Twenty-five years ago a new dam, designed and built by the Bureau of Reclamation to provide flood control and supplemental irrigation water in eastern Idaho, failed. And with the failure, the lives of downstream residents were irrevocably changed. When the billions of gallons of water were suddenly released, fourteen lives were lost and hundreds of millions of dollars in property damage occurred.
After this day an agency also changed. On the anniversary of this terrible event, I’d like to reflect on what happened and what Reclamation has done so this doesn’t happen again.
Following the dam failure, two investigation groups were formed - a Department of Interior team and an independent panel of respected engineers, geologists, and dam safety professionals.

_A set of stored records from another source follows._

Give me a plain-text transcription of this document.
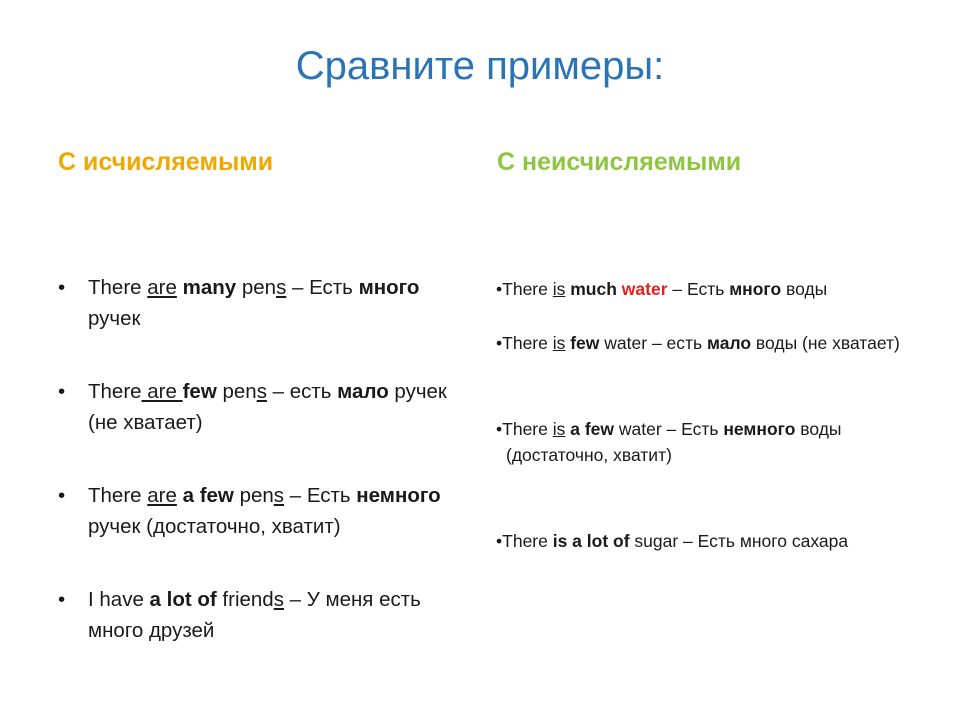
Сравните примеры:
С исчисляемыми	С неисчисляемыми
• There are many pens – Есть много ручек
• There are few pens – есть мало ручек (не хватает)
• There are a few pens – Есть немного ручек (достаточно, хватит)
• I have a lot of friends – У меня есть много друзей
•There is much water – Есть много воды
•There is few water – есть мало воды (не хватает)
•There is a few water – Есть немного воды (достаточно, хватит)
•There is a lot of sugar – Есть много сахара
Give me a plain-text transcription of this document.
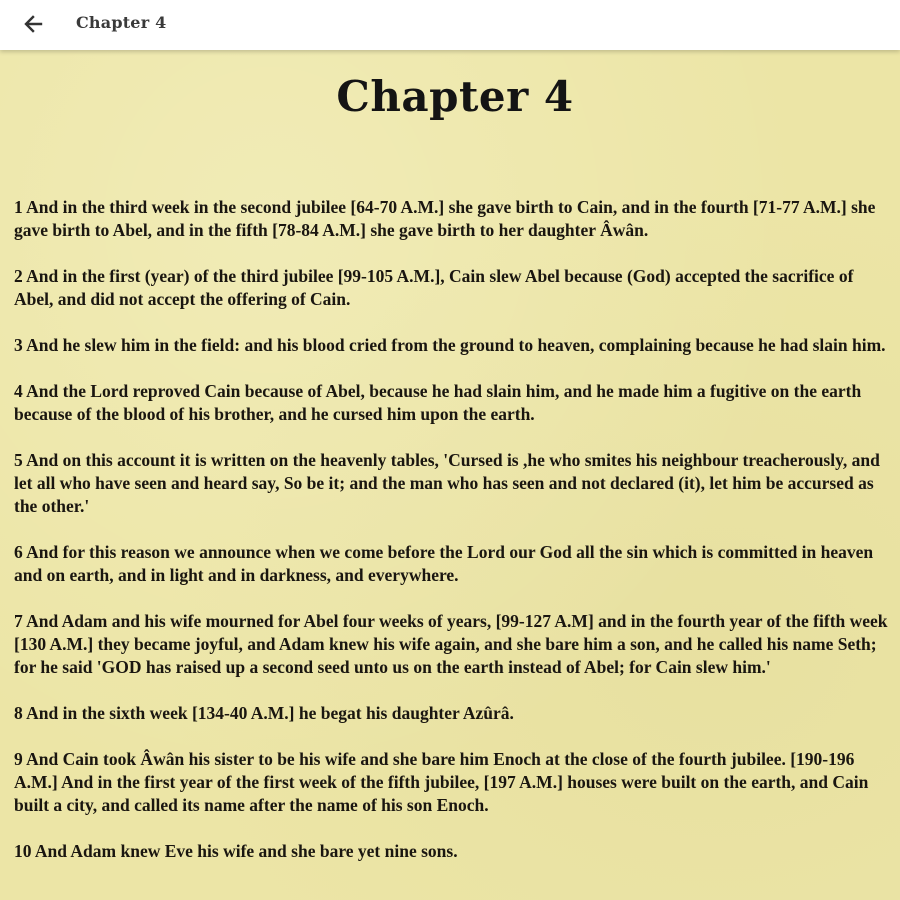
Chapter 4
Chapter 4

1 And in the third week in the second jubilee [64-70 A.M.] she gave birth to Cain, and in the fourth [71-77 A.M.] she gave birth to Abel, and in the fifth [78-84 A.M.] she gave birth to her daughter Âwân.

2 And in the first (year) of the third jubilee [99-105 A.M.], Cain slew Abel because (God) accepted the sacrifice of Abel, and did not accept the offering of Cain.

3 And he slew him in the field: and his blood cried from the ground to heaven, complaining because he had slain him.

4 And the Lord reproved Cain because of Abel, because he had slain him, and he made him a fugitive on the earth because of the blood of his brother, and he cursed him upon the earth.

5 And on this account it is written on the heavenly tables, 'Cursed is ,he who smites his neighbour treacherously, and let all who have seen and heard say, So be it; and the man who has seen and not declared (it), let him be accursed as the other.'

6 And for this reason we announce when we come before the Lord our God all the sin which is committed in heaven and on earth, and in light and in darkness, and everywhere.

7 And Adam and his wife mourned for Abel four weeks of years, [99-127 A.M] and in the fourth year of the fifth week [130 A.M.] they became joyful, and Adam knew his wife again, and she bare him a son, and he called his name Seth; for he said 'GOD has raised up a second seed unto us on the earth instead of Abel; for Cain slew him.'

8 And in the sixth week [134-40 A.M.] he begat his daughter Azûrâ.

9 And Cain took Âwân his sister to be his wife and she bare him Enoch at the close of the fourth jubilee. [190-196 A.M.] And in the first year of the first week of the fifth jubilee, [197 A.M.] houses were built on the earth, and Cain built a city, and called its name after the name of his son Enoch.

10 And Adam knew Eve his wife and she bare yet nine sons.
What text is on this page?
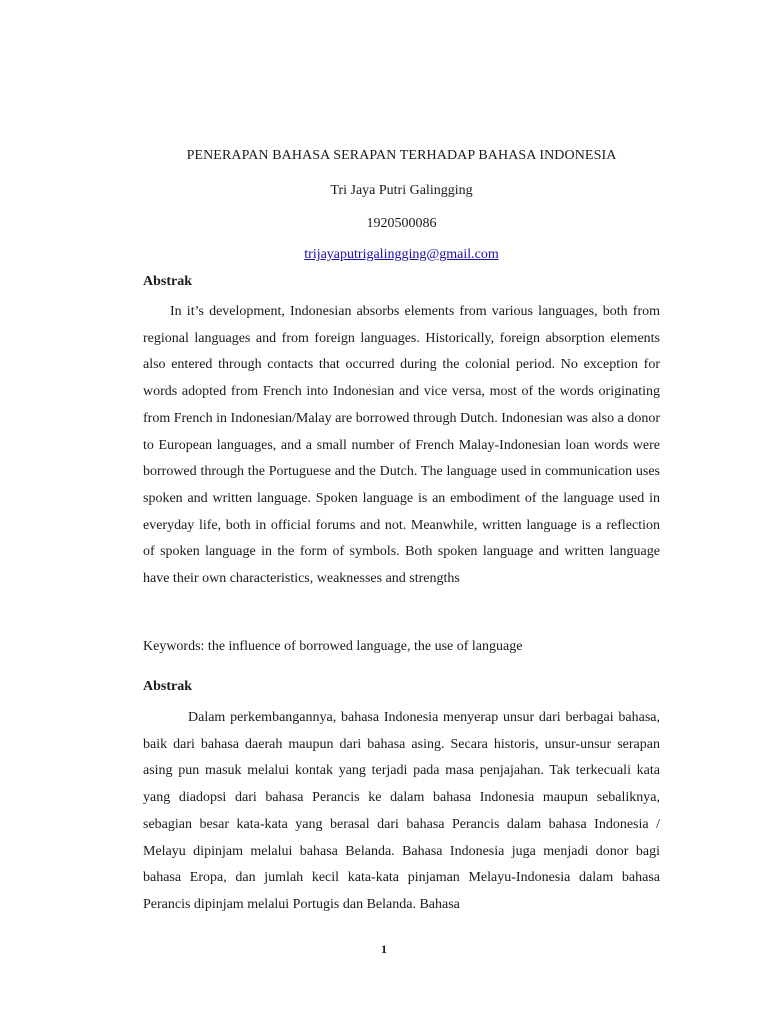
PENERAPAN BAHASA SERAPAN TERHADAP BAHASA INDONESIA
Tri Jaya Putri Galingging
1920500086
trijayaputrigalingging@gmail.com
Abstrak

In it’s development, Indonesian absorbs elements from various languages, both from regional languages and from foreign languages. Historically, foreign absorption elements also entered through contacts that occurred during the colonial period. No exception for words adopted from French into Indonesian and vice versa, most of the words originating from French in Indonesian/Malay are borrowed through Dutch. Indonesian was also a donor to European languages, and a small number of French Malay-Indonesian loan words were borrowed through the Portuguese and the Dutch. The language used in communication uses spoken and written language. Spoken language is an embodiment of the language used in everyday life, both in official forums and not. Meanwhile, written language is a reflection of spoken language in the form of symbols. Both spoken language and written language have their own characteristics, weaknesses and strengths

Keywords: the influence of borrowed language, the use of language
Abstrak

Dalam perkembangannya, bahasa Indonesia menyerap unsur dari berbagai bahasa, baik dari bahasa daerah maupun dari bahasa asing. Secara historis, unsur-unsur serapan asing pun masuk melalui kontak yang terjadi pada masa penjajahan. Tak terkecuali kata yang diadopsi dari bahasa Perancis ke dalam bahasa Indonesia maupun sebaliknya, sebagian besar kata-kata yang berasal dari bahasa Perancis dalam bahasa Indonesia / Melayu dipinjam melalui bahasa Belanda. Bahasa Indonesia juga menjadi donor bagi bahasa Eropa, dan jumlah kecil kata-kata pinjaman Melayu-Indonesia dalam bahasa Perancis dipinjam melalui Portugis dan Belanda. Bahasa

1
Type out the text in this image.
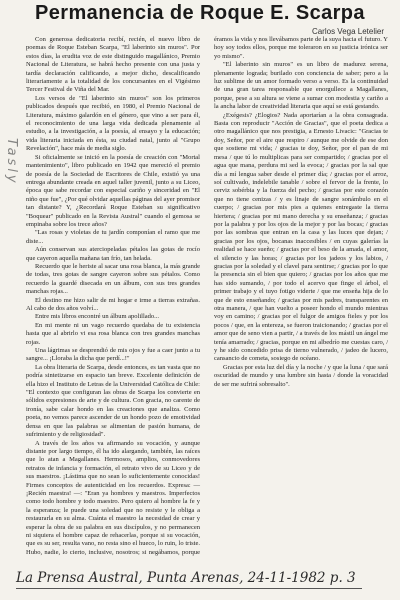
Permanencia de Roque E. Scarpa
Carlos Vega Letelier
Tasly

Con generosa dedicatoria recibí, recién, el nuevo libro de poemas de Roque Esteban Scarpa, "El laberinto sin muros". Por estos días, la erudita voz de este distinguido magallánico, Premio Nacional de Literatura, se habrá hecho presente con una justa y tardía declaración calificando, a mejor dicho, descalificando literariamente a la totalidad de los concursantes en el Vigésimo Tercer Festival de Viña del Mar.

Los versos de "El laberinto sin muros" son los primeros publicados después que recibió, en 1980, el Premio Nacional de Literatura, máximo galardón en el género, que vino a ser para él, el reconocimiento de una larga vida dedicada plenamente al estudio, a la investigación, a la poesía, al ensayo y la educación; vida literaria iniciada en ésta, su ciudad natal, junto al "Grupo Revelación", hace más de media siglo.

Si oficialmente se inició en la poesía de creación con "Mortal mantenimiento", libro publicado en 1942 que mereció el premio de poesía de la Sociedad de Escritores de Chile, existió ya una entrega abundante creada en aquel taller juvenil, junto a su Liceo, época que sabe recordar con especial cariño y sinceridad en "El niño que fue", ¿Por qué olvidar aquellas páginas del ayer promisor tan distante? Y, ¿Recordará Roque Esteban su significativo "Boquear" publicado en la Revista Austral" cuando el gemosa se empinaba sobre los trece años?

"Las rosas y violetas de tu jardín componían el ramo que me diste...

Aún conservan sus aterciopeladas pétalos las gotas de rocío que cayeron aquella mañana tan frío, tan helada.

Recuerdo que le heriste al sacar una rosa blanca, la más grande de todas, tres gotas de sangre cayeron sobre sus pétalos. Como recuerdo la guardé disecada en un álbum, con sus tres grandes manchas rojas...

El destino me hizo salir de mi hogar e irme a tierras extrañas. Al cabo de dos años volví...

Entre mis libros encontré un álbum apolillado...

En mi mente ni un vago recuerdo quedaba de tu existencia hasta que al abrirlo vi esa rosa blanca con tres grandes manchas rojas.

Una lágrimas se desprendió de mis ojos y fue a caer junto a tu sangre... ¡Lloraba la dicha que perdí...!"

La obra literaria de Scarpa, desde entonces, es tan vasta que no podría sintetizarse en espacio tan breve. Excelente definición de ella hizo el Instituto de Letras de la Universidad Católica de Chile: "El contexto que configuran las obras de Scarpa los convierte en sólidos expresiones de arte y de cultura. Con gracia, no carente de ironía, sabe calar hondo en las creaciones que analiza. Como poeta, no vemos parece ascender de un hondo pozo de emotividad densa en que las palabras se alimentan de pasión humana, de sufrimiento y de religiosidad".

A través de los años va afirmando su vocación, y aunque distante por largo tiempo, él ha ido alargando, también, las raíces que lo atan a Magallanes. Hermosos, amplios, conmovedores retratos de infancia y formación, el retrato vivo de su Liceo y de sus maestros. ¡Lástima que no sean lo suficientemente conocidas! Firmes conceptos de autenticidad en los recuerdos. Expresa: —¡Recién maestra! —: "Eran ya hombres y maestros. Imperfectos como todo hombre y todo maestro. Pero quiero al hombre la fe y la esperanza; le puede una soledad que no resiste y le obliga a restaurarla en su alma. Cuánta el maestro la necesidad de crear y esperar la obra de su palabra en sus discípulos, y no permanecen ni siquiera el hombre capaz de rehacerlas, porque si su vocación, que es su ser, resulta vano, no resta sino el hueco, lo ruin, lo triste. Hubo, nadie, lo cierto, inclusive, nosotros; si negábamos, porque éramos la vida y nos llevábamos parte de la suya hacia el futuro. Y hoy soy todos ellos, porque me toleraron en su justicia irónica ser yo mismo".

"El laberinto sin muros" es un libro de madurez serena, plenamente lograda; burilado con conciencia de saber; pero a la luz sublime de un amor formado verso a verso. Es la continuidad de una gran tarea responsable que enorgullece a Magallanes, porque, pese a su altura se viene a sumar con modestia y cariño a la ancha labor de creatividad literaria que aquí se está gestando.

¿Exégesis? ¿Elogios? Nada aportarían a la obra consagrada. Basta con reproducir "Acción de Gracias", que el poeta dedica a otro magallánico que nos prestigia, a Ernesto Livacic: "Gracias te doy, Señor, por el aire que respiro / aunque me olvide de ese don que sostiene mi vida; / gracias te doy, Señor, por el pan de mi mesa / que tú lo multiplicas para ser compartido; / gracias por el agua que mana, perdura mi sed la evoca; / gracias por la sal que día a mí lengua saber desde el primer día; / gracias por el arroz, soí cultivado, indelebile tanable / sobre el fervor de la frente, lo cerviz sobérbia y la fuerza del pecho; / gracias por este corazón que no tiene cenizas / y es linaje de sangre sonámbulo en el cuerpo; / gracias por mis pies a quienes entregaste la tierra hiertera; / gracias por mi mano derecha y su enseñanza; / gracias por la palabra y por los ojos de la mejor y por las bocas; / gracias por las sombras que entran en la casa y las luces que dejan; / gracias por los ojos, bocanas inaccesibles / en cuyas galerías la realidad se hace sueño; / gracias por el beso de la amada, el amor, el silencio y las horas; / gracias por los jadeos y los labios, / gracias por la soledad y el clavel para sentirse; / gracias por lo que la presencia sin el bien que quiero; / gracias por los años que me has sido sumando, / por todo el acervo que finge el árbol, el primer trabajo y el tuyo fotigo viderte / que me enseña hija de lo que de esto enseñando; / gracias por mis padres, transparentes en otra manera, / que han vuelto a poseer hondo el mundo mientras voy en camino; / gracias por el fulgor de amigos fieles y por los pocos / que, en la entereza, se fueron traicionando; / gracias por el amor que de seno vien a partir, / a través de los mástil un ángel me tenía amarrado; / gracias, porque en mi albedrío me cuestas caro, / y he sido concedido prisa de tierno vulnerado, / jadeo de lucero, cansancio de cometa, sosiego de océano.

Gracias por esta luz del día y la noche / y que la luna / que sará oscuridad de mundo y una lumbre sin hasta / donde la voracidad de ser me sufrirá sobresalto".

La Prensa Austral, Punta Arenas, 24-11-1982 p. 3
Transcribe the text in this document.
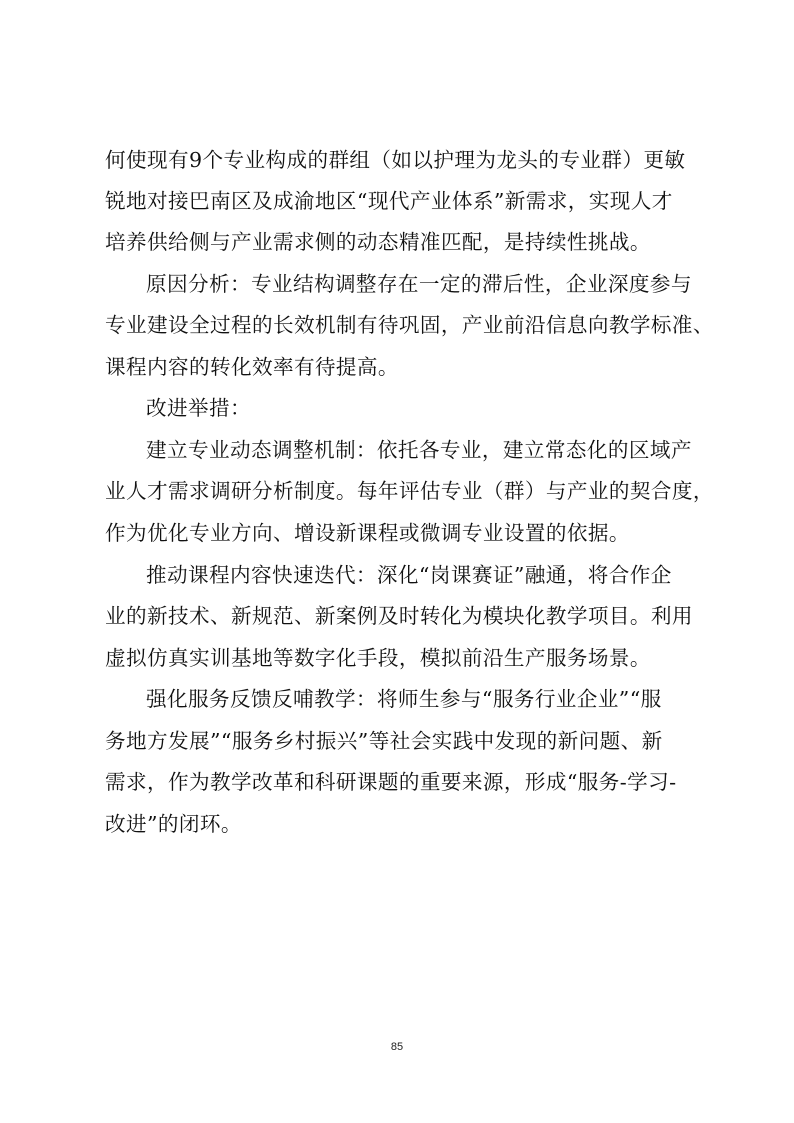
何使现有9个专业构成的群组（如以护理为龙头的专业群）更敏
锐地对接巴南区及成渝地区“现代产业体系”新需求，实现人才
培养供给侧与产业需求侧的动态精准匹配，是持续性挑战。
原因分析：专业结构调整存在一定的滞后性，企业深度参与
专业建设全过程的长效机制有待巩固，产业前沿信息向教学标准、
课程内容的转化效率有待提高。
改进举措：
建立专业动态调整机制：依托各专业，建立常态化的区域产
业人才需求调研分析制度。每年评估专业（群）与产业的契合度，
作为优化专业方向、增设新课程或微调专业设置的依据。
推动课程内容快速迭代：深化“岗课赛证”融通，将合作企
业的新技术、新规范、新案例及时转化为模块化教学项目。利用
虚拟仿真实训基地等数字化手段，模拟前沿生产服务场景。
强化服务反馈反哺教学：将师生参与“服务行业企业”“服
务地方发展”“服务乡村振兴”等社会实践中发现的新问题、新
需求，作为教学改革和科研课题的重要来源，形成“服务-学习-
改进”的闭环。
85
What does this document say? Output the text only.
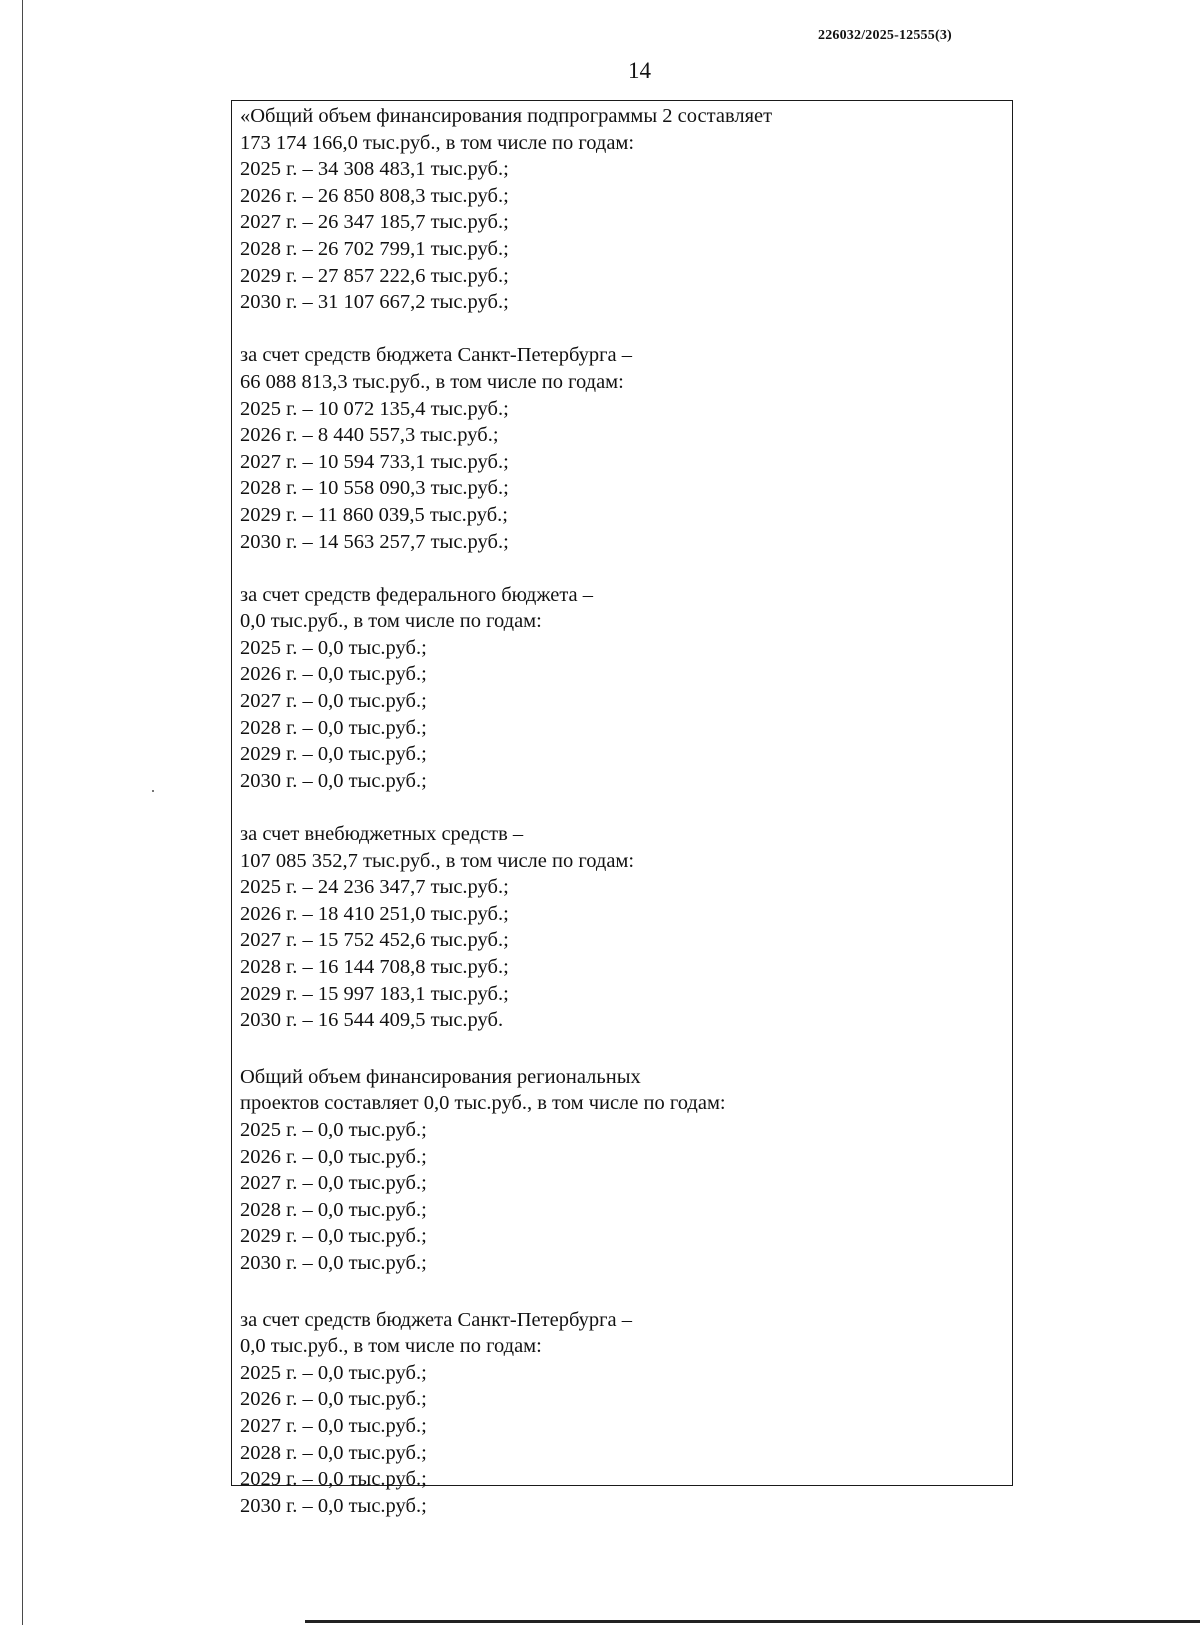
226032/2025-12555(3)
14

«Общий объем финансирования подпрограммы 2 составляет

173 174 166,0 тыс.руб., в том числе по годам:

2025 г. – 34 308 483,1 тыс.руб.;

2026 г. – 26 850 808,3 тыс.руб.;

2027 г. – 26 347 185,7 тыс.руб.;

2028 г. – 26 702 799,1 тыс.руб.;

2029 г. – 27 857 222,6 тыс.руб.;

2030 г. – 31 107 667,2 тыс.руб.;

за счет средств бюджета Санкт-Петербурга –

66 088 813,3 тыс.руб., в том числе по годам:

2025 г. – 10 072 135,4 тыс.руб.;

2026 г. – 8 440 557,3 тыс.руб.;

2027 г. – 10 594 733,1 тыс.руб.;

2028 г. – 10 558 090,3 тыс.руб.;

2029 г. – 11 860 039,5 тыс.руб.;

2030 г. – 14 563 257,7 тыс.руб.;

за счет средств федерального бюджета –

0,0 тыс.руб., в том числе по годам:

2025 г. – 0,0 тыс.руб.;

2026 г. – 0,0 тыс.руб.;

2027 г. – 0,0 тыс.руб.;

2028 г. – 0,0 тыс.руб.;

2029 г. – 0,0 тыс.руб.;

2030 г. – 0,0 тыс.руб.;

за счет внебюджетных средств –

107 085 352,7 тыс.руб., в том числе по годам:

2025 г. – 24 236 347,7 тыс.руб.;

2026 г. – 18 410 251,0 тыс.руб.;

2027 г. – 15 752 452,6 тыс.руб.;

2028 г. – 16 144 708,8 тыс.руб.;

2029 г. – 15 997 183,1 тыс.руб.;

2030 г. – 16 544 409,5 тыс.руб.

Общий объем финансирования региональных

проектов составляет 0,0 тыс.руб., в том числе по годам:

2025 г. – 0,0 тыс.руб.;

2026 г. – 0,0 тыс.руб.;

2027 г. – 0,0 тыс.руб.;

2028 г. – 0,0 тыс.руб.;

2029 г. – 0,0 тыс.руб.;

2030 г. – 0,0 тыс.руб.;

за счет средств бюджета Санкт-Петербурга –

0,0 тыс.руб., в том числе по годам:

2025 г. – 0,0 тыс.руб.;

2026 г. – 0,0 тыс.руб.;

2027 г. – 0,0 тыс.руб.;

2028 г. – 0,0 тыс.руб.;

2029 г. – 0,0 тыс.руб.;

2030 г. – 0,0 тыс.руб.;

Both efforts were supported, wholeheartedly, by Reclamation. Scores of eyewitnesses, contractors, and Reclamation design and construction personnel were interviewed. Onsite forensic studies were conducted, and all correspondence and records were extensively reviewed. These technical findings identified a number of contributing factors but no single cause for the failure of Teton Dam.
But lessons were learned, and changes were made. These included procedural details like implementing independent peer review of studies for dams, design changes like ensuring redundant measures to control seepage and prevent piping, special treatment for fractured rock foundations, and frequent site visits during construction by the design engineers.
Largely because of Teton, the Administration took action to require each Federal agency to review their dam safety activities and to strengthen their dam safety programs, and Congress passed several acts authorizing a National dam safety program.
Reclamation now has in place several programs that result in an overall assurance of safe structures. Reclamation dams are inspected annually and in more detail every 3 years, with a comprehensive evaluation of dam performance under various loading conditions every 6 years. Instrumentation devices have been installed at dams to monitor their functioning in ways that visual inspections cannot.
The Reclamation Safety of Dams Act of 1978 provided funds to analyze and modify structures determined to be potentially unsafe. Some thirteen dams in the Pacific Northwest Region have been modified in this program, continuing their benefits safely to future generations.
In addition, Reclamation’s emergency planning ensures emergency procedures are developed and written down and that responsible staff are trained in using them. These procedures include regular exercises and coordination with local emergency management officials. Inundation maps showing floodwater travel time estimates serve as additional tools to aid local entities in their preparations and development of local emergency plans.
The lessons learned from the Teton Dam failure are used by Reclamation engineers to train examiners, designers, construction specialists, and dam operators within Reclamation and other agencies.
The memory of the devastation that followed the failure of Teton Dam is a part of Reclamation’s institutional history. On this somber anniversary, we pay tribute to the spirit and resilience of the people of eastern Idaho who rebuilt their lives. And we pledge to never forget.